The cut-flower-growing world has changed to focus more on small-scale and hyper local boutique-style growers (like farmers’ markets), rather than the mass production that used to come out of our area. The NC Cooperative Extension Service lists 42 cut-flower farms, mostly in the central and western area of the state. As the Co-operative Extension notes, “The loss of many large-scale producers provided niches for small local producers to compete. They could provide high-quality flowers, which have never been boxed and shipped dry.”
According to the US Department of Agriculture’s 2012 census, North Carolina ranked number eight in the nation for production of cut flowers and cut florist greens. In addition, we were also the number five producer in the nation of bedding plants and number nine for production of flower seeds (pretty essential to continuing the plant cycle). Clearly, the floriculture business is good business for our state. Now, imagine all the plants and flowers headed to florists, farmers’ markets, garden shops and ultimately home. That’s a lot of money changing hands; hopefully, we get to keep some of it here to employ people.
Our area has endured a pretty serious alteration to the landscape, following the storms of last autumn.
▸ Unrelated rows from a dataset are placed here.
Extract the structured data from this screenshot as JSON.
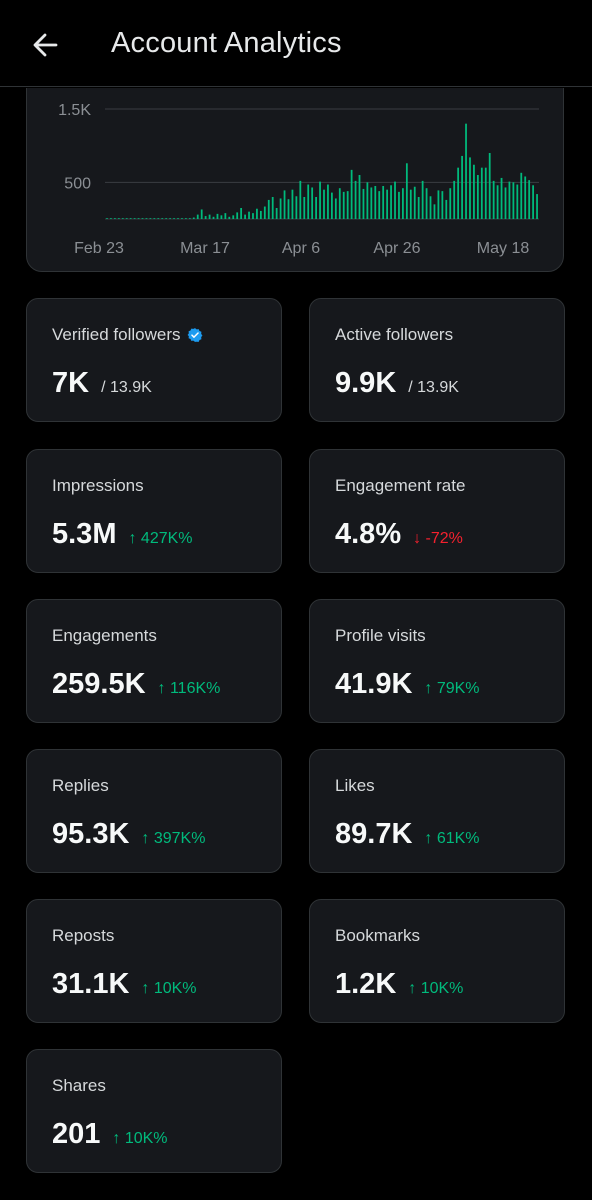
{
  "header": {
    "title": "Account Analytics",
    "back_icon": "arrow-left-icon"
  },
  "chart_data": {
    "type": "bar",
    "ylim": [
      0,
      1500
    ],
    "y_ticks": [
      {
        "value": 500,
        "label": "500"
      },
      {
        "value": 1500,
        "label": "1.5K"
      }
    ],
    "x_ticks": [
      "Feb 23",
      "Mar 17",
      "Apr 6",
      "Apr 26",
      "May 18"
    ],
    "x": [
      "Feb 23",
      "Feb 24",
      "Feb 25",
      "Feb 26",
      "Feb 27",
      "Feb 28",
      "Feb 29",
      "Mar 1",
      "Mar 2",
      "Mar 3",
      "Mar 4",
      "Mar 5",
      "Mar 6",
      "Mar 7",
      "Mar 8",
      "Mar 9",
      "Mar 10",
      "Mar 11",
      "Mar 12",
      "Mar 13",
      "Mar 14",
      "Mar 15",
      "Mar 16",
      "Mar 17",
      "Mar 18",
      "Mar 19",
      "Mar 20",
      "Mar 21",
      "Mar 22",
      "Mar 23",
      "Mar 24",
      "Mar 25",
      "Mar 26",
      "Mar 27",
      "Mar 28",
      "Mar 29",
      "Mar 30",
      "Mar 31",
      "Apr 1",
      "Apr 2",
      "Apr 3",
      "Apr 4",
      "Apr 5",
      "Apr 6",
      "Apr 7",
      "Apr 8",
      "Apr 9",
      "Apr 10",
      "Apr 11",
      "Apr 12",
      "Apr 13",
      "Apr 14",
      "Apr 15",
      "Apr 16",
      "Apr 17",
      "Apr 18",
      "Apr 19",
      "Apr 20",
      "Apr 21",
      "Apr 22",
      "Apr 23",
      "Apr 24",
      "Apr 25",
      "Apr 26",
      "Apr 27",
      "Apr 28",
      "Apr 29",
      "Apr 30",
      "May 1",
      "May 2",
      "May 3",
      "May 4",
      "May 5",
      "May 6",
      "May 7",
      "May 8",
      "May 9",
      "May 10",
      "May 11",
      "May 12",
      "May 13",
      "May 14",
      "May 15",
      "May 16",
      "May 17",
      "May 18",
      "May 19",
      "May 20",
      "May 21",
      "May 22",
      "May 23"
    ],
    "values": [
      5,
      5,
      5,
      5,
      5,
      5,
      5,
      5,
      5,
      5,
      5,
      5,
      5,
      5,
      5,
      5,
      5,
      5,
      5,
      5,
      5,
      5,
      20,
      60,
      130,
      40,
      60,
      30,
      70,
      50,
      80,
      30,
      50,
      90,
      150,
      60,
      100,
      80,
      140,
      110,
      170,
      260,
      300,
      150,
      280,
      390,
      270,
      400,
      310,
      520,
      300,
      470,
      430,
      300,
      510,
      400,
      470,
      360,
      280,
      420,
      370,
      380,
      670,
      520,
      600,
      410,
      500,
      430,
      450,
      380,
      450,
      400,
      460,
      510,
      370,
      420,
      760,
      400,
      440,
      300,
      520,
      420,
      310,
      200,
      390,
      380,
      260,
      420,
      520,
      700,
      860,
      1300,
      840,
      740,
      600,
      700,
      700,
      900,
      520,
      460,
      560,
      430,
      510,
      500,
      470,
      630,
      580,
      530,
      460,
      340
    ]
  },
  "stats": [
    {
      "label": "Verified followers",
      "value": "7K",
      "sub": "/ 13.9K",
      "verified": true
    },
    {
      "label": "Active followers",
      "value": "9.9K",
      "sub": "/ 13.9K"
    },
    {
      "label": "Impressions",
      "value": "5.3M",
      "change": "↑ 427K%",
      "dir": "up"
    },
    {
      "label": "Engagement rate",
      "value": "4.8%",
      "change": "↓ -72%",
      "dir": "down"
    },
    {
      "label": "Engagements",
      "value": "259.5K",
      "change": "↑ 116K%",
      "dir": "up"
    },
    {
      "label": "Profile visits",
      "value": "41.9K",
      "change": "↑ 79K%",
      "dir": "up"
    },
    {
      "label": "Replies",
      "value": "95.3K",
      "change": "↑ 397K%",
      "dir": "up"
    },
    {
      "label": "Likes",
      "value": "89.7K",
      "change": "↑ 61K%",
      "dir": "up"
    },
    {
      "label": "Reposts",
      "value": "31.1K",
      "change": "↑ 10K%",
      "dir": "up"
    },
    {
      "label": "Bookmarks",
      "value": "1.2K",
      "change": "↑ 10K%",
      "dir": "up"
    },
    {
      "label": "Shares",
      "value": "201",
      "change": "↑ 10K%",
      "dir": "up"
    }
  ],
  "colors": {
    "bar": "#00ba7c",
    "up": "#00ba7c",
    "down": "#f4212e",
    "verified": "#1d9bf0"
  }
}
Not only are we faced with rebuilding homes and neighborhoods, but also the task of making them places people actually want to live, raise families and not just survive but flourish!
I joke about fixing my breaks with Jock as a Valentine’s Day gift, but spending time with him doing something I love is a wonderful gift. Cultivating our homes and creating something worth sharing is really a thoughtful gift. Just think how much your heart lifts at the sight of a bouquet of flowers or a flowering plant. The climbing roses on our gate are an endless source of joy for me (Jock calls them the hardest working roses in North Carolina). They put out blooms almost constantly and every time I see one, I reward it with attention, praise and a smile.
No need to contemplate gifts for Valentine’s Day while considering the joy a plant continuously brings: from the moment it’s gifted ‘til it’s planted in the ground come spring, and the ongoing beautification of our area upon seeing it flower, not to mention the conversion of carbon monoxide to oxygen. A local florist or garden shop can help find a flowering plant suitable for our area and occasion, and they can dress it up with some ribbon and a card, too. It will be money well-invested for home and community.